Beer Sales: A Hot Topic at College Football Games


As more and more colleges begin to sell beer at football games, questions are being asked about whether the benefits outweigh the risks. (KIRSTIN BUNKLEY/ THE OBSERVER)


The recent New York Times article “Beer Here! Beer Here?,” written by Marc Tracy, addressed the pros and cons of beer sales at college games. Tracy noted a number of universities, such as the University of West Virginia, Syracuse University and Louisville University, that sell beer at college games. According to Mary Cunneen, Associate Director of Athletics for Facilities/Event Management, Fordham does not regularly sell alcohol at home games. Beer is offered underneath the tent at the homecoming game each year.

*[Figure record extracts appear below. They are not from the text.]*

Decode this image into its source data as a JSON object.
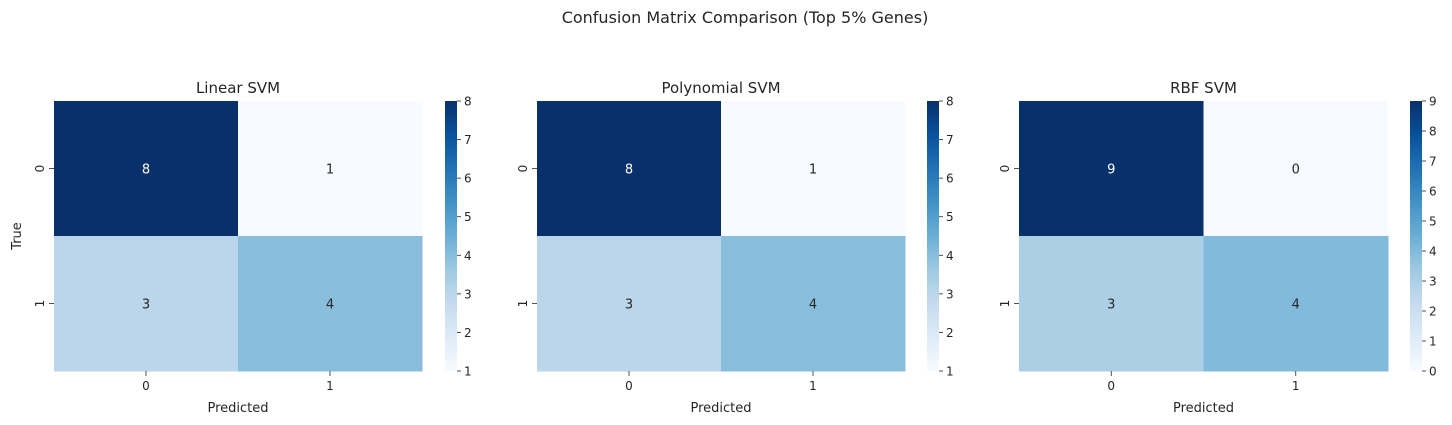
{
  "suptitle": "Confusion Matrix Comparison (Top 5% Genes)",
  "colormap": {
    "name": "Blues",
    "stops": [
      "#f7fbff",
      "#deebf7",
      "#c6dbef",
      "#9ecae1",
      "#6baed6",
      "#4292c6",
      "#2171b5",
      "#08519c",
      "#08306b"
    ]
  },
  "text_colors": {
    "dark": "#262626",
    "light": "#ffffff"
  },
  "chart_data": [
    {
      "type": "heatmap",
      "title": "Linear SVM",
      "xlabel": "Predicted",
      "ylabel": "True",
      "x_ticks": [
        "0",
        "1"
      ],
      "y_ticks": [
        "0",
        "1"
      ],
      "values": [
        [
          8,
          1
        ],
        [
          3,
          4
        ]
      ],
      "colorbar": {
        "range": [
          1,
          8
        ],
        "ticks": [
          1,
          2,
          3,
          4,
          5,
          6,
          7,
          8
        ]
      }
    },
    {
      "type": "heatmap",
      "title": "Polynomial SVM",
      "xlabel": "Predicted",
      "ylabel": "",
      "x_ticks": [
        "0",
        "1"
      ],
      "y_ticks": [
        "0",
        "1"
      ],
      "values": [
        [
          8,
          1
        ],
        [
          3,
          4
        ]
      ],
      "colorbar": {
        "range": [
          1,
          8
        ],
        "ticks": [
          1,
          2,
          3,
          4,
          5,
          6,
          7,
          8
        ]
      }
    },
    {
      "type": "heatmap",
      "title": "RBF SVM",
      "xlabel": "Predicted",
      "ylabel": "",
      "x_ticks": [
        "0",
        "1"
      ],
      "y_ticks": [
        "0",
        "1"
      ],
      "values": [
        [
          9,
          0
        ],
        [
          3,
          4
        ]
      ],
      "colorbar": {
        "range": [
          0,
          9
        ],
        "ticks": [
          0,
          1,
          2,
          3,
          4,
          5,
          6,
          7,
          8,
          9
        ]
      }
    }
  ]
}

Meg Smith, Gabelli School of Business at Lincoln Center (GSBLC) ’19, an avid football fan, said, “College football and beer go hand in hand with each other. There is almost an expectation that there is beer at a college football game.” Smith went on to say that just because beer is sold at college football games, and underneath the tent at homecoming, doesn’t mean that all college students will drink it. Smith continued, “It is completely up to the individual to make that sort of decision.”

Shirina Braun, Fordham College at Lincoln Center (FCLC) ’19, believes that colleges and Fordham should not sell beer at football games. “Alcohol can easily be abused,” Braun said. “If people are going to be exposed to alcohol at school events, it just makes it more accessible for abuse.”

From a business standpoint, beer sales are a big pro for college games. Economically, beer sales can bring in thousands of dollars a year that will benefit athletic departments. The University of West Virginia made $500,000 from beer sales in one year alone. This extra money can be used to improve resources for athletes as well as the fan experience. Tracy said, “In an era of seven-figure coaching salaries and demands for more resources for athletes, universities are always looking for ways to increase revenue.” If college athletics are primarily concerned with making money, then selling beer is an extremely successful way to go about it.

From a moral standpoint, beer sales can be controversial in part because of the alcohol problem faced by many colleges. Binge drinking amongst college students is an increasing problem. According to the National Institute on Alcohol Abuse and Alcoholism, four out of every five college students will drink alcohol, and about half of the students who drink will binge drink. Tracy noted that a student at the University of West Virginia died of alcohol poisoning last year, yet alcohol is still sold on game days at the university.

There are both pros and cons to selling beer at college football games. Tracy noted both the success and risk that it imposed on other schools. Economically speaking, Fordham, and universities in general, can benefit greatly from selling beer; however, selling alcohol at colleges also imposes dangers for students.